Once more the ghost of crisis is looming over Sudan. Not long after relatively promising events in Sudan's internal politics, a recent crack down on the opposition Popular National Congress (PNC) revived doubts over the direction in which the country is heading.
The arrest of PNC secretary general Hassan Al-Turabi with 30 other viable members of the group was an unexpected outcome of a series of good-will gestures offered by the government and gracefully accepted by the opposition.
The return of democratically elected prime minister Al-Sadiq Al-Mahdi to Khartoum on Nov. 23 last year after four-years of self-imposed exile, was a sign of rejuvenation and maturity in the Sudanese political experience.
Al Mahdi and his Ummah Party, as well as other opposition groups, declined from taking part in the presidential elections last December. Yet, despite the failure of the elections to represent all segments of the Sudanese society due to the opposition boycott, Sudan's national unity remained possible.
President Omar Al-Bashir's government has drastically shifted its focus from feeding the internal woes into a more open and moderate policy. Encouraged by the departure of former US President Bill Clinton and the incoming of George W. Bush, Al Bashir reiterated his government's interest in improving relations with the United States.
Those efforts were crowned in the mid-February summit between African nations hosted by Khartoum, which was aimed at reviving cooperation between many African countries, extending trade ties and fostering cultural integration.
But for Sudan, the summit was an opportunity to end to the isolation unfairly imposed by the United States and naively or fiendishly propagated by other countries.
Other positive signs came on February 6, with the appearance of the first opposition newspaper to be published in Khartoum in over a decade. Rai Al-Shaab (People's Opinion) set a precedent in the Sudanese democratic life, as it demonstrated the government's sincerity to tolerate opposing views.

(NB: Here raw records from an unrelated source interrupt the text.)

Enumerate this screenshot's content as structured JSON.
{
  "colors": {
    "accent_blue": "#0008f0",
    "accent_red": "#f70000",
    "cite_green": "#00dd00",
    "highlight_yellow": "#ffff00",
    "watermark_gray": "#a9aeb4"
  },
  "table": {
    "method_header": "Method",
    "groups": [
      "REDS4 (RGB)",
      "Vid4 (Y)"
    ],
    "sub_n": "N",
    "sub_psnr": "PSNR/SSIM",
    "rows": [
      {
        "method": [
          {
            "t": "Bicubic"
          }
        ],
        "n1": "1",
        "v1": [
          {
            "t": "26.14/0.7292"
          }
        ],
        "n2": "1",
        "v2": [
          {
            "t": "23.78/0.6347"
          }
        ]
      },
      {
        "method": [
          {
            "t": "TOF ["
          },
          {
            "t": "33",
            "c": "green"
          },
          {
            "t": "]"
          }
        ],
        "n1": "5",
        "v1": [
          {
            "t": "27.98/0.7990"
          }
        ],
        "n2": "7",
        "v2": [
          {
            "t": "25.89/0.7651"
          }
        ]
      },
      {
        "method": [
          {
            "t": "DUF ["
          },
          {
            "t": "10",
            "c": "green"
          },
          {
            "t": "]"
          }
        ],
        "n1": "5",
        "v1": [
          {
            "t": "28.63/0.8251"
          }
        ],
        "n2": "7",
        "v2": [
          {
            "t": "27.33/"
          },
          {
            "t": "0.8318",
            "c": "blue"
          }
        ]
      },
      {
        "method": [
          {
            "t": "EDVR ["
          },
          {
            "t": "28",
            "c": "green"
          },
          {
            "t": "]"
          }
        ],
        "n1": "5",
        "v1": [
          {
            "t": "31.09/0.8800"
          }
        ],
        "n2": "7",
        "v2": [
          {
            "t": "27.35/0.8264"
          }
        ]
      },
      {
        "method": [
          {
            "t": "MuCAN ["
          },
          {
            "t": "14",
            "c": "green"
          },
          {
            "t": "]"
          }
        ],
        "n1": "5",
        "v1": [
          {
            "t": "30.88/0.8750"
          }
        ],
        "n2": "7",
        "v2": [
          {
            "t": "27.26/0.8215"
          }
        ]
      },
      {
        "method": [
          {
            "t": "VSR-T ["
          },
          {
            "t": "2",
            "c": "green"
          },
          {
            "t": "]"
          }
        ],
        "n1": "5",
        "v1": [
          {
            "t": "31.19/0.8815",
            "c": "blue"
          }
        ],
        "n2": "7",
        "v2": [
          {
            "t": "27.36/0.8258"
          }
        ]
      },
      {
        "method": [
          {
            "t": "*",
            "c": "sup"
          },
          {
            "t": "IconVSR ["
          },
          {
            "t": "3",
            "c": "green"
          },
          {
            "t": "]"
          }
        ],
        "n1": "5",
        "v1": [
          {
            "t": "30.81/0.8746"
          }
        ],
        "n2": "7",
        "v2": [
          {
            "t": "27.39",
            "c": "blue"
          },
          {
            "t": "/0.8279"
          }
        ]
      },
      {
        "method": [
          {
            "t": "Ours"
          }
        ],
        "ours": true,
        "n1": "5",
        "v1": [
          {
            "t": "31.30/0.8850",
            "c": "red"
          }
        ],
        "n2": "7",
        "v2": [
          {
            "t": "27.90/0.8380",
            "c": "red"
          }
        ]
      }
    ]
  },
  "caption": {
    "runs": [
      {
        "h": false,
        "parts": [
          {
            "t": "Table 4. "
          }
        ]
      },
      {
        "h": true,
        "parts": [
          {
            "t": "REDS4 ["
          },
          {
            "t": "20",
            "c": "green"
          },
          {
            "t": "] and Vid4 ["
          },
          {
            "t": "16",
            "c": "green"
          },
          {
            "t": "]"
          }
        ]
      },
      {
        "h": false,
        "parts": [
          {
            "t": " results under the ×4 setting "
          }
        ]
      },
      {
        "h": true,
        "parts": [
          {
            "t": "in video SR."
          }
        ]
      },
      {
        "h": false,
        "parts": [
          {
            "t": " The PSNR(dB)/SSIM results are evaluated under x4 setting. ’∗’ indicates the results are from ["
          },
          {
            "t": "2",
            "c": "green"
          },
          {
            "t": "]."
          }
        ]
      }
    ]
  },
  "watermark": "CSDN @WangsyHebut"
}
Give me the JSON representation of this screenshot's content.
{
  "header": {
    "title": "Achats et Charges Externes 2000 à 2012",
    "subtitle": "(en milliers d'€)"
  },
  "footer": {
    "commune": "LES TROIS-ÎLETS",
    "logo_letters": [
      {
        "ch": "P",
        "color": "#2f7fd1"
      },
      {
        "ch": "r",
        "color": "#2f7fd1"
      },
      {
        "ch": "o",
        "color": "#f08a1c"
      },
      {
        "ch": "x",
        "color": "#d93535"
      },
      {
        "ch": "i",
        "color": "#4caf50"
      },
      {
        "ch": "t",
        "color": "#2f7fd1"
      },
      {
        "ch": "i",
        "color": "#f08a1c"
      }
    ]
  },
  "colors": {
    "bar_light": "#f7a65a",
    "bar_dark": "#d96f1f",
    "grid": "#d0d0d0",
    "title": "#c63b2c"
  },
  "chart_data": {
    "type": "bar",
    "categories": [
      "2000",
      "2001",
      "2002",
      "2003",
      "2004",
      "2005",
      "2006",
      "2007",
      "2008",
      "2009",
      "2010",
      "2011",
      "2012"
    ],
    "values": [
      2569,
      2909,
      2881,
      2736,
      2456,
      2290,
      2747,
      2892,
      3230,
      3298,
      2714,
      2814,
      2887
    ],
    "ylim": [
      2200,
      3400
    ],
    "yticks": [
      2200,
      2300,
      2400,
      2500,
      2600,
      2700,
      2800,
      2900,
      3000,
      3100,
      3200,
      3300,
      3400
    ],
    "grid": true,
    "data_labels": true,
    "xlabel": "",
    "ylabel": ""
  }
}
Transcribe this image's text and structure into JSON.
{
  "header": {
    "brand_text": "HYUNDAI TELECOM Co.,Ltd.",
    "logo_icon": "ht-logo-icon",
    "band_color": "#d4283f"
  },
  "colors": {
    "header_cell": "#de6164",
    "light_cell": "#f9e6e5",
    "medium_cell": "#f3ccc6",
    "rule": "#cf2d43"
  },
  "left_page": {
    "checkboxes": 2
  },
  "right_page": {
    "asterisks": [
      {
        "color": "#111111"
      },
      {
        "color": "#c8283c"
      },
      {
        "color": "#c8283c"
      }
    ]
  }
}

Rai Al-Shaab was the production of the PNC and Al-Turabi. In its first issue, the newspaper proposed a broad-based national front to fend for Sudan's unity, and to conquer lingering problems. The proposal found open ears among various opposition groups including the Ummah Party, the Democratic Union Party and the Communist Party.

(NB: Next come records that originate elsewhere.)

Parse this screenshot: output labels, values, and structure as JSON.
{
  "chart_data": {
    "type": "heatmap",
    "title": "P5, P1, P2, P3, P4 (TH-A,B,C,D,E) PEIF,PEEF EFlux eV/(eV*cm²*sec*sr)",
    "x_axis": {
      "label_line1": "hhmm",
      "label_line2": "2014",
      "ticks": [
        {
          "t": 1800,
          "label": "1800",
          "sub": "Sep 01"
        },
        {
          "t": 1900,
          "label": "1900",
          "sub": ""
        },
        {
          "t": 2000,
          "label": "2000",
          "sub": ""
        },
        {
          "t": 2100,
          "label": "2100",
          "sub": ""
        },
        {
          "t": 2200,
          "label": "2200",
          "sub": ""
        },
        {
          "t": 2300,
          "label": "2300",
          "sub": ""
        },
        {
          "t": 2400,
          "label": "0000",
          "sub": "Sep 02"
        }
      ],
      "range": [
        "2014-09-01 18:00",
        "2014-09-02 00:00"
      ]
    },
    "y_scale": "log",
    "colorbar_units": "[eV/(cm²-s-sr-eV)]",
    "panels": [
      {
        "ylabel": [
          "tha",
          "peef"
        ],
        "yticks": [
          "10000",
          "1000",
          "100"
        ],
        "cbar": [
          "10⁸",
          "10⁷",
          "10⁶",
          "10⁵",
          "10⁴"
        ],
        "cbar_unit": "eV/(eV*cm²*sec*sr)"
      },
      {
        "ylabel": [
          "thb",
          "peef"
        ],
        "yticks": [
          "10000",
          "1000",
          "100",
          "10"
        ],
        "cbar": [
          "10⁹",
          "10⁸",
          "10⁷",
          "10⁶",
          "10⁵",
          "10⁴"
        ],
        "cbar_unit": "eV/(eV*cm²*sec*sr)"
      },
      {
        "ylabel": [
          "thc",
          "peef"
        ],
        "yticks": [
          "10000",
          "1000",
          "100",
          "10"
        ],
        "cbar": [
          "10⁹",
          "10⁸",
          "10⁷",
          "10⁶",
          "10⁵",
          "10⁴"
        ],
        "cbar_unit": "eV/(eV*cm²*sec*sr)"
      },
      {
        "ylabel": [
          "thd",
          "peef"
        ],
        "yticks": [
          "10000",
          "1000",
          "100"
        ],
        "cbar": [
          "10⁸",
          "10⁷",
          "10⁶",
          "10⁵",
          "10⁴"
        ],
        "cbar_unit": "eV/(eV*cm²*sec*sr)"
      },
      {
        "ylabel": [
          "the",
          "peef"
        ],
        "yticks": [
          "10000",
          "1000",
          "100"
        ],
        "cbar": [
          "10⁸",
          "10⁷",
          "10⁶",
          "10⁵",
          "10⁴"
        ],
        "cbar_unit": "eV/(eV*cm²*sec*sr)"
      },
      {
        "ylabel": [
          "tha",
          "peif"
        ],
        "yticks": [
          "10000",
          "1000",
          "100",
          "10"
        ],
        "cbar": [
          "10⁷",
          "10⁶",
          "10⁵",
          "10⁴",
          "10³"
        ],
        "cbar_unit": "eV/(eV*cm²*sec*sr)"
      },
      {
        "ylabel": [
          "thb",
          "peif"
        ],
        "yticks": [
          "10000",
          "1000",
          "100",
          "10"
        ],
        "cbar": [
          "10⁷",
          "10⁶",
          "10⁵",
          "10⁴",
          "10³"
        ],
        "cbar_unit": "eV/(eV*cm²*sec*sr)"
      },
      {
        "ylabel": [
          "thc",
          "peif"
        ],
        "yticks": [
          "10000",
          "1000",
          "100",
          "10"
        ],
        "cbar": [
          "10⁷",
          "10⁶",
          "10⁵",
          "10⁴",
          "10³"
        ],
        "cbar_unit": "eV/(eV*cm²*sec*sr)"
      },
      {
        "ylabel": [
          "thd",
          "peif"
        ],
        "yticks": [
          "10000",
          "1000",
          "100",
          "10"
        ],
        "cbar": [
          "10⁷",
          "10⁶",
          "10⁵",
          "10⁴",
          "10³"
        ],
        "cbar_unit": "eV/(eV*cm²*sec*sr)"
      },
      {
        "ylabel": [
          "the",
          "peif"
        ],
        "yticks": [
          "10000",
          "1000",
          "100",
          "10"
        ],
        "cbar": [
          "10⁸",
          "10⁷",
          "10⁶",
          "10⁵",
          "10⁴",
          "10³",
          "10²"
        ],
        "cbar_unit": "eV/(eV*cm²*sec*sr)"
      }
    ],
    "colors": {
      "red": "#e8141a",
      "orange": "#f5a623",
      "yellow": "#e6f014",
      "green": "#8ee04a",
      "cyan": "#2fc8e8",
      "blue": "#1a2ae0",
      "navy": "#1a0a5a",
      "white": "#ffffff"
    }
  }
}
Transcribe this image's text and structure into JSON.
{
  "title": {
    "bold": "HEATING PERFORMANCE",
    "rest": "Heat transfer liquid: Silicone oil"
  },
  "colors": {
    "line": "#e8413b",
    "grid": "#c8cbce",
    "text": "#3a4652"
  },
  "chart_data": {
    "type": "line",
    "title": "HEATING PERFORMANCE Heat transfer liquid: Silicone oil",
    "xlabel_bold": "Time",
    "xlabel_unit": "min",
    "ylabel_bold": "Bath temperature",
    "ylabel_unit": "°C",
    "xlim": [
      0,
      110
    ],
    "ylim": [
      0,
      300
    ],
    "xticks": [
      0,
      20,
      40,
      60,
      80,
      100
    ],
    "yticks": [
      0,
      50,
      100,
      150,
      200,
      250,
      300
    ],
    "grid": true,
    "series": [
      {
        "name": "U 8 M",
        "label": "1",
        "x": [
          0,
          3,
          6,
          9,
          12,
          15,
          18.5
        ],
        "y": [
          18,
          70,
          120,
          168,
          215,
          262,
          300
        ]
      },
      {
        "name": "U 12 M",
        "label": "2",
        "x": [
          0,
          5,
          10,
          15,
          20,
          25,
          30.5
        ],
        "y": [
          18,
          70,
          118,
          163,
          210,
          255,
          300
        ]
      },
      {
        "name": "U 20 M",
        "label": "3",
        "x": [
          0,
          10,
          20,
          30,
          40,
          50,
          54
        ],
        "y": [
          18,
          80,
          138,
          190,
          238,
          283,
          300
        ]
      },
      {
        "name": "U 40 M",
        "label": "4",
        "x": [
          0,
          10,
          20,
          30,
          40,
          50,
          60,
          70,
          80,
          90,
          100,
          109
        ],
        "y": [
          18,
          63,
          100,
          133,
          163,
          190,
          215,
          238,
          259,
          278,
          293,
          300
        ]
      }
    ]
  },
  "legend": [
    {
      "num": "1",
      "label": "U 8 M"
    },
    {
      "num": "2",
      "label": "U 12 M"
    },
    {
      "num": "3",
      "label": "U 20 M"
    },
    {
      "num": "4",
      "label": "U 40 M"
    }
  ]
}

But the most recent chain of events has put an unfortunate end to Sudan's road to recovery, when on Feb. 21, Al-Turabi, was arrested from his home in Khartoum to be questioned regarding a recent memorandum he signed in Geneva with the southern-based rebel Sudan People's Liberation Army (SPLA).
The situation deteriorated further as more members of the opposition were also taken to jail as others fled the country.
While random arrests and unwarranted political changes in an already fragile political system are neither lawful nor wise, one must not forget the danger in creating alliances with a group such as the SPLA.
The SPLA, a major player in Sudan's civil war cannot be simply incorporated into the country's political life as if no harm was done. The group has had close ties with the CIA, Israel and right-wing Christian organizations, which have had ulterior motives for their involvement in the conflict, up to and including toppling the Muslim regime. With no regard for human life, these nations and individual organizations have prolonged the 18-year civil war.
Indeed, Al-Turabi's decision to join the SPLA against the Sudanese government was a terrible miscalculation. The alliance, forged by a signed document in Geneva, is unlikely to end the fierce war. Instead, it will merely shift war alliances.
On the other hand, facing such tough challenges doesn't permit the government to adopt a policy of seclusion, a sign that was evident in the recent government shake-up, where most of the seats where given to the ruling party.
Undoubtedly the growing alliance between opposition groups and rebel factions is an alarming trend, but such events should be answered as political challenges, not excuses for eliminating political opponents.
If the Al Bashir government is keenly interested in breaking its isolation, it ought to deal with the recent crisis in a sensible fashion through the country's legal channels. Using the PNC's agreement with the rebels as a justification to crack down on the opposition and to strangle the country's democratic institutions is big step in the wrong direction.
This experience is very critical for Sudan as it comes at a time where all eyes are centered on the nation who is tenaciously trying to liberate itself from a painful past and to look toward a bright future. Let us hope that the atmosphere of lasting conflict will not surface again in Khartoum, and that the resumption of dialogue between the government and the opposition will quickly re-emerge.
Ramzy Baroud is a free-lance writer living in Seattle, Washington and a weekly columnist for iviews.com.